Trotz ihrer Abgeschlossenheit waren Irrenanstalten als «totale Institutionen» um 1900 unterschiedlichen sozialen und politischen Einflüssen ausgesetzt, die die bestehenden Ordnungen in den Anstalten erschütterten und teilweise Neustrukturierungen verlangten. Zudem provozierten die Einweisungspraxis und die Modalitäten der Irrsinnserklärung eine wachsende öffentliche und literarisch-künstlerische Kritik, die auch in Romanen und Theateraufführungen deutlich artikuliert wurde.
Verstärkt wurde diese Bewegung durch eine Irrenrechtsbewegung, in der betroffene Personen und deren Unterstützer organisiert waren. Die mit Hilfe von Printmedien mobilisierte kritische Öffentlichkeit stellte die Psychiater vor deutliche Herausforderungen, auf die der Berufsstand mit unterschiedlichen Strategien zu antworten suchte.
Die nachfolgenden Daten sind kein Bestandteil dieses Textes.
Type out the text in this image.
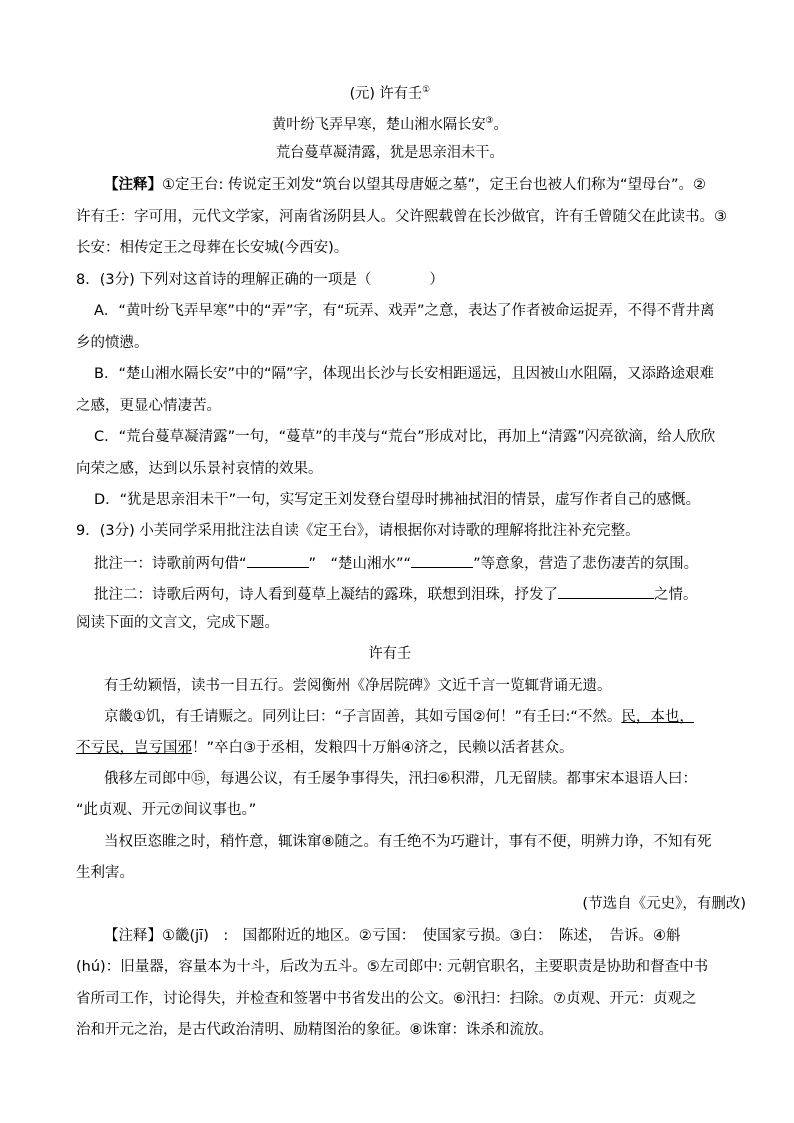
(元) 许有壬①
黄叶纷飞弄早寒，楚山湘水隔长安③。
荒台蔓草凝清露，犹是思亲泪未干。
【注释】①定王台: 传说定王刘发“筑台以望其母唐姬之墓”，定王台也被人们称为“望母台”。②
许有壬：字可用，元代文学家，河南省汤阴县人。父许熙载曾在长沙做官，许有壬曾随父在此读书。③
长安：相传定王之母葬在长安城(今西安)。
8．(3分) 下列对这首诗的理解正确的一项是（　　　　）
A．“黄叶纷飞弄早寒”中的“弄”字，有“玩弄、戏弄”之意，表达了作者被命运捉弄，不得不背井离
乡的愤懑。
B．“楚山湘水隔长安”中的“隔”字，体现出长沙与长安相距遥远，且因被山水阻隔，又添路途艰难
之感，更显心情凄苦。
C．“荒台蔓草凝清露”一句，“蔓草”的丰茂与“荒台”形成对比，再加上“清露”闪亮欲滴，给人欣欣
向荣之感，达到以乐景衬哀情的效果。
D．“犹是思亲泪未干”一句，实写定王刘发登台望母时拂袖拭泪的情景，虚写作者自己的感慨。
9．(3分) 小芙同学采用批注法自读《定王台》，请根据你对诗歌的理解将批注补充完整。
批注一：诗歌前两句借“	”　“楚山湘水”“	”等意象，营造了悲伤凄苦的氛围。
批注二：诗歌后两句，诗人看到蔓草上凝结的露珠，联想到泪珠，抒发了	之情。
阅读下面的文言文，完成下题。
许有壬
有壬幼颖悟，读书一目五行。尝阅衡州《净居院碑》文近千言一览辄背诵无遗。
京畿①饥，有壬请赈之。同列让曰：“子言固善，其如亏国②何！”有壬曰:“不然。民，本也，
不亏民，岂亏国邪！”卒白③于丞相，发粮四十万斛④济之，民赖以活者甚众。
俄移左司郎中⑮，每遇公议，有壬屡争事得失，汛扫⑥积滞，几无留牍。都事宋本退语人曰：
“此贞观、开元⑦间议事也。”
当权臣恣睢之时，稍忤意，辄诛窜⑧随之。有壬绝不为巧避计，事有不便，明辨力诤，不知有死
生利害。
(节选自《元史》，有删改)
【注释】①畿(jī)　:　国都附近的地区。②亏国：　使国家亏损。③白：　陈述，　告诉。④斛
(hú)：旧量器，容量本为十斗，后改为五斗。⑤左司郎中: 元朝官职名，主要职责是协助和督查中书
省所司工作，讨论得失，并检查和签署中书省发出的公文。⑥汛扫：扫除。⑦贞观、开元：贞观之
治和开元之治，是古代政治清明、励精图治的象征。⑧诛窜：诛杀和流放。
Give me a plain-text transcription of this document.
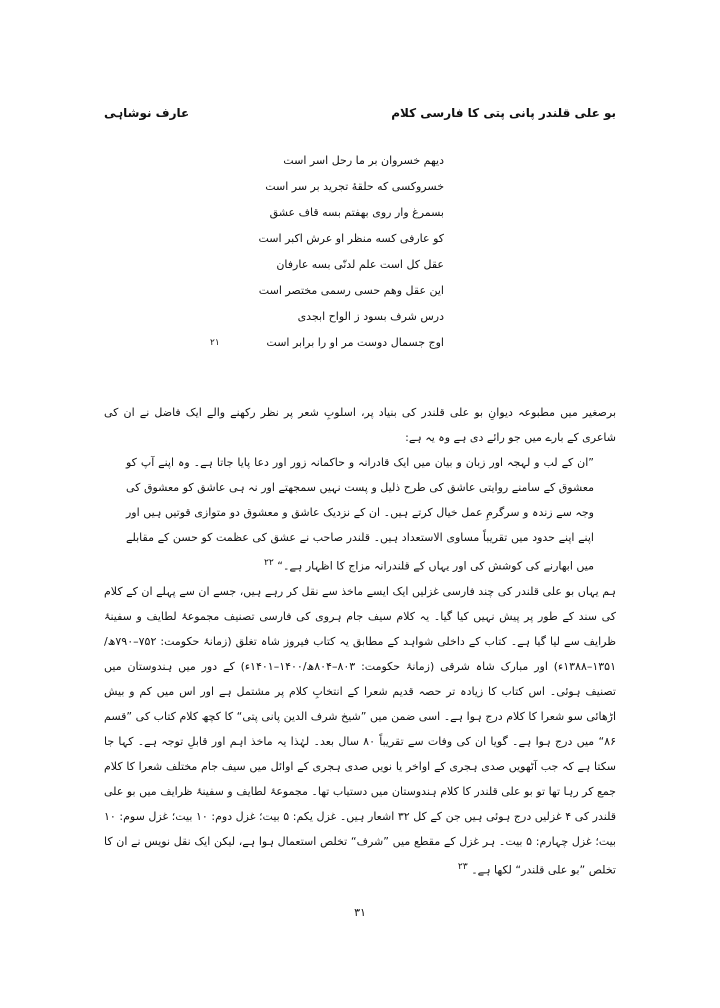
بو علی قلندر پانی پتی کا فارسی کلام
عارف نوشاہی
دیهم خسروان بر ما رحل اسر است
خسروکسی که حلقهٔ تجرید بر سر است
بسمرغ وار روی بهفتم بسه قاف عشق
کو عارفی کسه منظر او عرش اکبر است
عقل کل است علم لدنّی بسه عارفان
این عقل وهم حسی رسمی مختصر است
درس شرف بسود ز الواح ابجدی
اوج جسمال دوست مر او را برابر است
۲۱

برصغیر میں مطبوعہ دیوانِ بو علی قلندر کی بنیاد پر، اسلوبِ شعر پر نظر رکھنے والے ایک فاضل نے ان کی شاعری کے بارے میں جو رائے دی ہے وہ یہ ہے:

”ان کے لب و لہجہ اور زبان و بیان میں ایک قادرانہ و حاکمانہ زور اور دعا پایا جاتا ہے۔ وہ اپنے آپ کو معشوق کے سامنے روایتی عاشق کی طرح ذلیل و پست نہیں سمجھتے اور نہ ہی عاشق کو معشوق کی وجہ سے زندہ و سرگرمِ عمل خیال کرتے ہیں۔ ان کے نزدیک عاشق و معشوق دو متوازی قوتیں ہیں اور اپنے اپنے حدود میں تقریباً مساوی الاستعداد ہیں۔ قلندر صاحب نے عشق کی عظمت کو حسن کے مقابلے میں ابھارنے کی کوشش کی اور یہاں کے قلندرانہ مزاج کا اظہار ہے۔“ $^{۲۲}$

ہم یہاں بو علی قلندر کی چند فارسی غزلیں ایک ایسے ماخذ سے نقل کر رہے ہیں، جسے ان سے پہلے ان کے کلام کی سند کے طور پر پیش نہیں کیا گیا۔ یہ کلام سیف جام ہروی کی فارسی تصنیف مجموعۂ لطایف و سفینۂ ظرایف سے لیا گیا ہے۔ کتاب کے داخلی شواہد کے مطابق یہ کتاب فیروز شاہ تغلق (زمانۂ حکومت: ۷۵۲–۷۹۰ھ/۱۳۵۱–۱۳۸۸ء) اور مبارک شاہ شرقی (زمانۂ حکومت: ۸۰۳–۸۰۴ھ/۱۴۰۰–۱۴۰۱ء) کے دور میں ہندوستان میں تصنیف ہوئی۔ اس کتاب کا زیادہ تر حصہ قدیم شعرا کے انتخابِ کلام پر مشتمل ہے اور اس میں کم و بیش اڑھائی سو شعرا کا کلام درج ہوا ہے۔ اسی ضمن میں ”شیخ شرف الدین پانی پتی“ کا کچھ کلام کتاب کی ”قسم ۸۶“ میں درج ہوا ہے۔ گویا ان کی وفات سے تقریباً ۸۰ سال بعد۔ لہٰذا یہ ماخذ اہم اور قابلِ توجہ ہے۔ کہا جا سکتا ہے کہ جب آٹھویں صدی ہجری کے اواخر یا نویں صدی ہجری کے اوائل میں سیف جام مختلف شعرا کا کلام جمع کر رہا تھا تو بو علی قلندر کا کلام ہندوستان میں دستیاب تھا۔ مجموعۂ لطایف و سفینۂ ظرایف میں بو علی قلندر کی ۴ غزلیں درج ہوئی ہیں جن کے کل ۳۲ اشعار ہیں۔ غزل یکم: ۵ بیت؛ غزل دوم: ۱۰ بیت؛ غزل سوم: ۱۰ بیت؛ غزل چہارم: ۵ بیت۔ ہر غزل کے مقطع میں ”شرف“ تخلص استعمال ہوا ہے، لیکن ایک نقل نویس نے ان کا تخلص ”بو علی قلندر“ لکھا ہے۔ $^{۲۳}$

۳۱
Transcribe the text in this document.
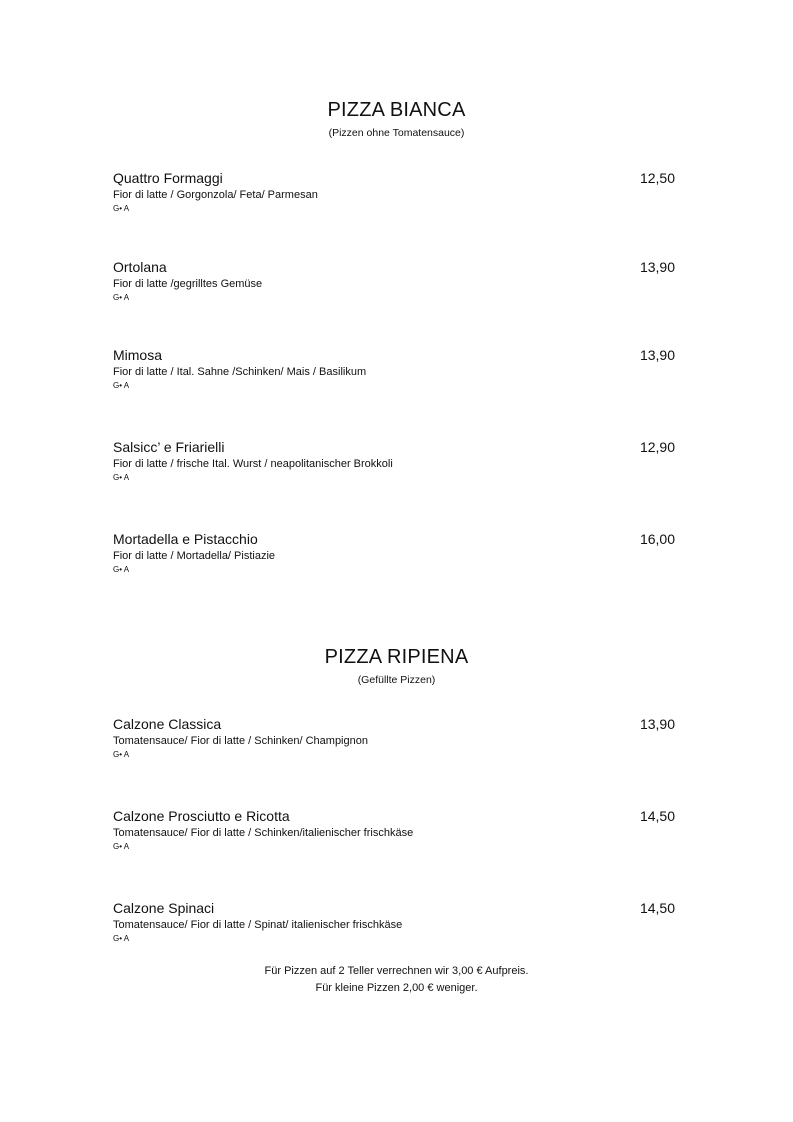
PIZZA BIANCA
(Pizzen ohne Tomatensauce)
Quattro Formaggi	12,50
Fior di latte / Gorgonzola/ Feta/ Parmesan
G• A
Ortolana	13,90
Fior di latte /gegrilltes Gemüse
G• A
Mimosa	13,90
Fior di latte / Ital. Sahne /Schinken/ Mais / Basilikum
G• A
Salsicc’ e Friarielli	12,90
Fior di latte / frische Ital. Wurst / neapolitanischer Brokkoli
G• A
Mortadella e Pistacchio	16,00
Fior di latte / Mortadella/ Pistiazie
G• A
PIZZA RIPIENA
(Gefüllte Pizzen)
Calzone Classica	13,90
Tomatensauce/ Fior di latte / Schinken/ Champignon
G• A
Calzone Prosciutto e Ricotta	14,50
Tomatensauce/ Fior di latte / Schinken/italienischer frischkäse
G• A
Calzone Spinaci	14,50
Tomatensauce/ Fior di latte / Spinat/ italienischer frischkäse
G• A
Für Pizzen auf 2 Teller verrechnen wir 3,00 € Aufpreis.
Für kleine Pizzen 2,00 € weniger.
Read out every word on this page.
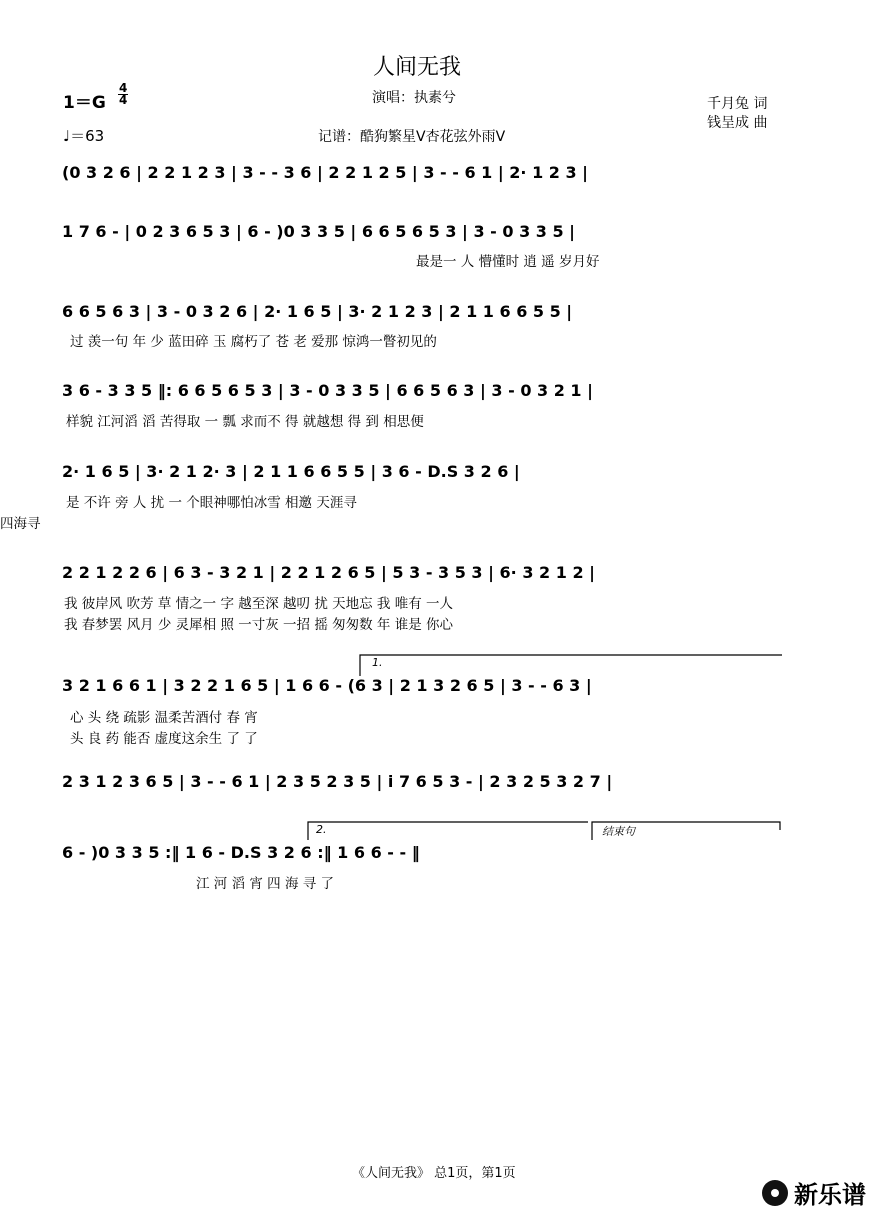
人间无我
演唱：执素兮
1＝G
4
4
♩＝63	记谱：酷狗繁星V杏花弦外雨V
千月兔 词
钱呈成 曲
(0 3 2 6 | 2 2 1 2 3 | 3 - - 3 6 | 2 2 1 2 5 | 3 - - 6 1 | 2· 1 2 3 |
1 7 6 - | 0 2 3 6 5 3 | 6 - )0 3 3 5 | 6 6 5 6 5 3 | 3 - 0 3 3 5 |
最是一 人 懵懂时 逍 遥 岁月好
6 6 5 6 3 | 3 - 0 3 2 6 | 2· 1 6 5 | 3· 2 1 2 3 | 2 1 1 6 6 5 5 |
过 羡一句 年 少 蓝田碎 玉 腐朽了 苍 老 爱那 惊鸿一瞥初见的
3 6 - 3 3 5 ‖: 6 6 5 6 5 3 | 3 - 0 3 3 5 | 6 6 5 6 3 | 3 - 0 3 2 1 |
样貌 江河滔 滔 苦得取 一 瓢 求而不 得 就越想 得 到 相思便
2· 1 6 5 | 3· 2 1 2· 3 | 2 1 1 6 6 5 5 | 3 6 - D.S 3 2 6 |
是 不许 旁 人 扰 一 个眼神哪怕冰雪 相邀 天涯寻
四海寻
2 2 1 2 2 6 | 6 3 - 3 2 1 | 2 2 1 2 6 5 | 5 3 - 3 5 3 | 6· 3 2 1 2 |
我 彼岸风 吹芳 草 情之一 字 越至深 越叨 扰 天地忘 我 唯有 一人
我 春梦罢 风月 少 灵犀相 照 一寸灰 一招 摇 匆匆数 年 谁是 你心
3 2 1 6 6 1 | 3 2 2 1 6 5 | 1 6 6 - (6 3 | 2 1 3 2 6 5 | 3 - - 6 3 |
心 头 绕 疏影 温柔苦酒付 春 宵
头 良 药 能否 虚度这余生 了 了
2 3 1 2 3 6 5 | 3 - - 6 1 | 2 3 5 2 3 5 | i 7 6 5 3 - | 2 3 2 5 3 2 7 |
6 - )0 3 3 5 :‖ 1 6 - D.S 3 2 6 :‖ 1 6 6 - - ‖
江 河 滔 宵 四 海 寻 了
1.
2.	结束句
《人间无我》 总1页，第1页
新乐谱
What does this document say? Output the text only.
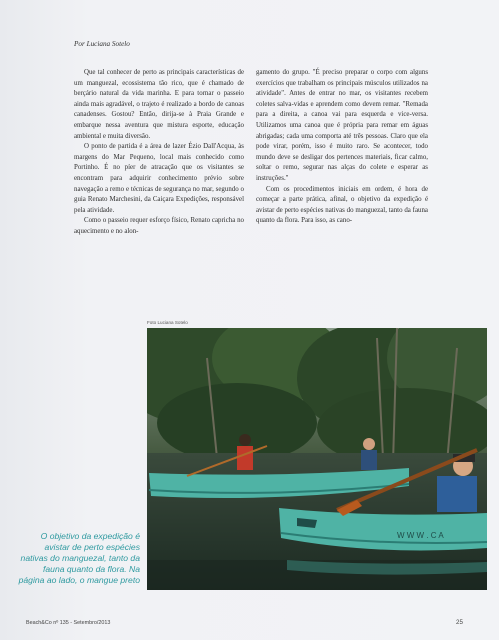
Por Luciana Sotelo

Que tal conhecer de perto as principais características de um manguezal, ecossistema tão rico, que é chamado de berçário natural da vida marinha. E para tornar o passeio ainda mais agradável, o trajeto é realizado a bordo de canoas canadenses. Gostou? Então, dirija-se à Praia Grande e embarque nessa aventura que mistura esporte, educação ambiental e muita diversão.

O ponto de partida é a área de lazer Ézio Dall'Acqua, às margens do Mar Pequeno, local mais conhecido como Portinho. É no píer de atracação que os visitantes se encontram para adquirir conhecimento prévio sobre navegação a remo e técnicas de segurança no mar, segundo o guia Renato Marchesini, da Caiçara Expedições, responsável pela atividade.

Como o passeio requer esforço físico, Renato capricha no aquecimento e no alon-

gamento do grupo. "É preciso preparar o corpo com alguns exercícios que trabalham os principais músculos utilizados na atividade". Antes de entrar no mar, os visitantes recebem coletes salva-vidas e aprendem como devem remar. "Remada para a direita, a canoa vai para esquerda e vice-versa. Utilizamos uma canoa que é própria para remar em águas abrigadas; cada uma comporta até três pessoas. Claro que ela pode virar, porém, isso é muito raro. Se acontecer, todo mundo deve se desligar dos pertences materiais, ficar calmo, soltar o remo, segurar nas alças do colete e esperar as instruções."

Com os procedimentos iniciais em ordem, é hora de começar a parte prática, afinal, o objetivo da expedição é avistar de perto espécies nativas do manguezal, tanto da fauna quanto da flora. Para isso, as cano-

Foto Luciana Sotelo
W W W . C A
O objetivo da expedição é avistar de perto espécies nativas do manguezal, tanto da fauna quanto da flora. Na página ao lado, o mangue preto
Beach&Co nº 135 - Setembro/2013	25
Zu diesem Themenkomplex lässt Heinz-Peter Schmiedebach in seiner Darstellung Psychiater, Insassen, Psychiatriekritiker, Personen aus dem Pflegebereich sowie Literaten und Autorinnen zu Wort kommen. Prof. Schmiedebach ist langjähriger Direktor em. des Institut für Geschichte der Medizin an der Universität Hamburg. Er ist weltweit einer der profiliertesten Wissenschaftler auf dem Gebiet der Psychiatriegeschichte.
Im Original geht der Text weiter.